I met Marie at Macquabeak Park shortly after 3:00pm. It had taken roughly the same amount of time to paddle the 30 kilometers from Crescent Island to the Port Mann as it did to paddle the 60 kilometers from the Rosedale bridge to Crescent Island. On route I had used the large islands I passed as markers of my incremental progress: Macmillan, where I had to pause in the water to allow the Albion ferry to cross in front of me, Barnston, then finally Douglas Island. Crawling on the water against the oncoming tide, I had plenty of time to observe the remains of decrepit vessels tied up at rotting piers, rusting iron works sagging at the water's edge, decaying shacks with boarded up windows, and all manner of industry.

I still remember, about twenty years ago now, the very first time I saw the Fraser. I was living in Alberta, working as a writer in a country and western radio station, and had decided to drive to Vancouver one summer for my annual two-week vacation. I left home after work and drove through the night. Just as the sun was emerging from over the mountainous horizon, I was roaring down the freeway approaching the Port Mann bridge. I still recall my utter amazement: the Port Mann was the longest bridge I had ever seen in my life. And underneath it, shimmering in the pastel light of daybreak, was this moving, living entity, this immense flow of muddy water.

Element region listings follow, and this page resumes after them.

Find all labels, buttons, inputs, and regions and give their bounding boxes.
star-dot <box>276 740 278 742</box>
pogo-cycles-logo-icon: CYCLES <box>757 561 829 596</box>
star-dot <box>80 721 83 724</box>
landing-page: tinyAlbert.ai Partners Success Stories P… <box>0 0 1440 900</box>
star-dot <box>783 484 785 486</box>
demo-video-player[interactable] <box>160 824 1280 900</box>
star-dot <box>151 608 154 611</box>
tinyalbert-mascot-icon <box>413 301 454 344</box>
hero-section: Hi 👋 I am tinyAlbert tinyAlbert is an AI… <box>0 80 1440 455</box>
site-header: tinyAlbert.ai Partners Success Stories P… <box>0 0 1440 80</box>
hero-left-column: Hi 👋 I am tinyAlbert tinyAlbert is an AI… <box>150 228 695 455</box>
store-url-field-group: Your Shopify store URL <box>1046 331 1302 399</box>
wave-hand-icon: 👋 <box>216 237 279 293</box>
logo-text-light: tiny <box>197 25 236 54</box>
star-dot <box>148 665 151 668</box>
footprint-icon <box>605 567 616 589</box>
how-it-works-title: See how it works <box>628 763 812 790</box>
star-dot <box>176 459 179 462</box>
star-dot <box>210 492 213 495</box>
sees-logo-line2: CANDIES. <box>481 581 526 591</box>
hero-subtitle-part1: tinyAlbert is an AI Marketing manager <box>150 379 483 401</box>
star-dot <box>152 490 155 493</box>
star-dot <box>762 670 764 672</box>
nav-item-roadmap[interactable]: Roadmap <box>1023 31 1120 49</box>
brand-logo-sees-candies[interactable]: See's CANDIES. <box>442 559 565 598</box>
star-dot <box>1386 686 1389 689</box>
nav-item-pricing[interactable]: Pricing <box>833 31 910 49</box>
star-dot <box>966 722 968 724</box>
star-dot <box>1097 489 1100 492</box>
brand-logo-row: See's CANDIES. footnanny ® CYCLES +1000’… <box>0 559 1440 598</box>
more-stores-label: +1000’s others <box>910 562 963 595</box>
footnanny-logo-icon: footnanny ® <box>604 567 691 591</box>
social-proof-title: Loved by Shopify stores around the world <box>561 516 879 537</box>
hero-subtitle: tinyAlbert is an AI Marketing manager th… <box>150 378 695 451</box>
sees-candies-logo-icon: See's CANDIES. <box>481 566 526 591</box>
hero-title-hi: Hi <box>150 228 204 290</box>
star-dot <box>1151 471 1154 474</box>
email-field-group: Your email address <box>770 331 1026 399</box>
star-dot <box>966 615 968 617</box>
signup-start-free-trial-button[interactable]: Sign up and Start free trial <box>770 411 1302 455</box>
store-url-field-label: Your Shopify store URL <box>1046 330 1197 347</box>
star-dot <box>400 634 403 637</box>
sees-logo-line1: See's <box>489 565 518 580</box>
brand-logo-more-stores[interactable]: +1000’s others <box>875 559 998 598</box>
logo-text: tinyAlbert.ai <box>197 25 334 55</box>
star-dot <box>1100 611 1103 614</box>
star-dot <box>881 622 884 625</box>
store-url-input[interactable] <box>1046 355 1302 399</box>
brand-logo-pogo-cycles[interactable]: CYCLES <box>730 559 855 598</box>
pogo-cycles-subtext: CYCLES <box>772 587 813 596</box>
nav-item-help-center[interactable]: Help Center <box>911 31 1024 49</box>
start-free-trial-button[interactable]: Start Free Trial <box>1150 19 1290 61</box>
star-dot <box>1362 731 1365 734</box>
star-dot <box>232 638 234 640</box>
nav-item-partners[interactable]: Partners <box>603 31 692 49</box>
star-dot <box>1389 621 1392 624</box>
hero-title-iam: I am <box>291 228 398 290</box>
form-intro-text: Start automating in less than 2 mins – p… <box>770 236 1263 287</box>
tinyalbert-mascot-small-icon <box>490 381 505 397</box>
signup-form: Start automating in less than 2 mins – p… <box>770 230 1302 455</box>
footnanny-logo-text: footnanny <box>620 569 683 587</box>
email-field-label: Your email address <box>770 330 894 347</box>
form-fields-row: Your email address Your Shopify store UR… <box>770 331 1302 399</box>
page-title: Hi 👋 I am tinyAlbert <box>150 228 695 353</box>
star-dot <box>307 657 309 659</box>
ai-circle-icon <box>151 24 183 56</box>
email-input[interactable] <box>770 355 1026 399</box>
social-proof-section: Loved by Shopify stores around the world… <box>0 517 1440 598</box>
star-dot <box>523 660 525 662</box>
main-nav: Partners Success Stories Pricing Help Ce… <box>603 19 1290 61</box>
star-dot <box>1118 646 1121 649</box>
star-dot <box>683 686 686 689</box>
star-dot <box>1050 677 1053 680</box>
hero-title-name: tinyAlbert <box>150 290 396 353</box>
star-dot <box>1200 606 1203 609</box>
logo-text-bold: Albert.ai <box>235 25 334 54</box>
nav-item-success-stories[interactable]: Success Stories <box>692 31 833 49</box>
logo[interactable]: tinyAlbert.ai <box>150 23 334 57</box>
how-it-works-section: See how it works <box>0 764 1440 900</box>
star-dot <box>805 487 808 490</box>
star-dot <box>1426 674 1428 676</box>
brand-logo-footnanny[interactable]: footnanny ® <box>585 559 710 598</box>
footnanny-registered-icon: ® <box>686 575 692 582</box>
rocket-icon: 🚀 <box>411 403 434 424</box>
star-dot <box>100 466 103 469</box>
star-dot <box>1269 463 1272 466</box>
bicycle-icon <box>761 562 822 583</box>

I had an encounter with the spirit of the river on that summer morning long passed, one that I've never forgotten. Now I seek out that spirit in a sea kayak. Admittedly, the life of the river is harder to discern with scrapyards and lumber mills scarring its embankments, but the Fraser still lives. It has power to transcend our transgressions. Next year, perhaps I'll venture further up river and put in at Hope. But for this year, with my camping gear put away, my two-day trip on the Fraser is how my touring season ended.